An ounce of gold is an ounce of gold, tangible and visible. Being a store of value for over 2000 years, it stands apart as the only enduring money.
Credit, on the other hand, is a mere promise or expectation to deliver something of value sometime in the future in the form of a vogue currency.
A currency not backed by gold is either a ‘gun barrel to the head’ in which it is coercion or a matter of confidence until the latter inevitably becomes worthless. Ask any person how many promises they have broken today, let alone in their lifetime. Not to mention government promises.
Is Bitcoin—and crypto in general—digital gold or just more credit?
Unlike gold, bitcoin has no utility or intrinsic value. Hence, its only worth can be in terms of a currency. But, as a currency, unless you destroy the equivalent amount of fiat, it’s simply more money chasing the same level of goods and services. The net contribution of crypto is, therefore, inflation. All the while, it wastes enormous amounts of energy on their creation, causing energy costs to rise and resulting in even more inflation. As for the converse argument that it’s a store of energy. How? I see it as energy expended to create nothing tangible or intrinsic.
Then there is the decentralisation narrative—try transferring ownership of anything valuable without a legal contract or the state's consent. See how far you get with that.
Therefore, crypto can only function on a practical and social level with the cooperation of governments. The fact that over 30,000 cryptocurrencies are currently in circulation suggests that they’re not unique or particularly difficult to develop. Why would a government not create its own CBDC without enriching Bitcoin or other CC holders?
What is the asset behind Bitcoin?
More importantly, crypto does not solve the fundamental integrity issue of money because it is still FIAT—digital instead of paper. In other words, it’s man-made and open to manipulation and corruption. Take Bitcoin, for example, at a limited 21 million tokens - that number does not allow for a practical medium of exchange - as at any one moment in time, more than 21 million transactions are taking place worldwide. To make Bitcoin functional, it must be made incremental, which has been done with a subset called Satoshis. But why not have a subsection for Satoshis and then another and another? In short, it, too, can be diluted to nothing. There’s also the problem of power outages and hacking.
My conclusions:
Bitcoin is not money; it is a digital ledger with a token value. As a ledger, the real asset is what is in the safe, not the printed amount on the accounts.
At best, Bitcoin is a speculative game in which you can gamble big—and win or lose accordingly. Good luck!

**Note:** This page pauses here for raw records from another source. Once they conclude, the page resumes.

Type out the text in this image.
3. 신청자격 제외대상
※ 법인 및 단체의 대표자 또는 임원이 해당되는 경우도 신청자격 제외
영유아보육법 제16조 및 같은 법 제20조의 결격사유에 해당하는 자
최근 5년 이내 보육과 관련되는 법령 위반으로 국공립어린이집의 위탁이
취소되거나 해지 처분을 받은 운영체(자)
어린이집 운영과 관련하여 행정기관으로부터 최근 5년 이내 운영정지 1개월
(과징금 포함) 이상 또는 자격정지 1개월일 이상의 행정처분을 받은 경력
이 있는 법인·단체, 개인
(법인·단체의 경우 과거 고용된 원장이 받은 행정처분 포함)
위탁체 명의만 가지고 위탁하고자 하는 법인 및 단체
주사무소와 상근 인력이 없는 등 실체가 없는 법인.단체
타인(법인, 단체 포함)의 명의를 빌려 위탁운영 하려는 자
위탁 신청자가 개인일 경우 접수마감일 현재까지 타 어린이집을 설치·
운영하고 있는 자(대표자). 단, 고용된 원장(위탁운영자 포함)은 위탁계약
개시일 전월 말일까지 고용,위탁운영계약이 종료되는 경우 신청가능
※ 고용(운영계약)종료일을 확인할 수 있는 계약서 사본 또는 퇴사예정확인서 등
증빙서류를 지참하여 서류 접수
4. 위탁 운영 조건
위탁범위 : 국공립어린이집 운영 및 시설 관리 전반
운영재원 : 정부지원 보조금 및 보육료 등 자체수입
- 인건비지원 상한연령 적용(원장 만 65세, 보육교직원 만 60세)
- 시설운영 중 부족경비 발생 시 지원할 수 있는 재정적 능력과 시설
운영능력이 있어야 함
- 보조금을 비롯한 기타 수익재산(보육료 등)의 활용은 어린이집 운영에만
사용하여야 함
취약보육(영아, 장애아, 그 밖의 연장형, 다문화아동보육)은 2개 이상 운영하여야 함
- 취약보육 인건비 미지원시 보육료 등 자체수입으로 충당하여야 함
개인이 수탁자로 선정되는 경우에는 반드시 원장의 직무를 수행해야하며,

“Gold is money, everything else is credit.”
— J. P. Morgan
“The arrogance and ignorance of the current generation to understand and appreciate gold’s role in the development of man-kind, simultaneously astounds and frightens me. Without it I believe the enlightenment and civilisation as we know it would not have ensured.”
— Conic Tonic
“Money is one of the primary measure of value in any society, perhaps the primary one, the principal repository of value. As such money is a central source of stability, continuity and coherence in any community. Hence, to tamper with the basic money supply is to tamper with the community’s sense of value. By making money worthless, inflation threatens to undermine and dissolve all sense of value in a society.”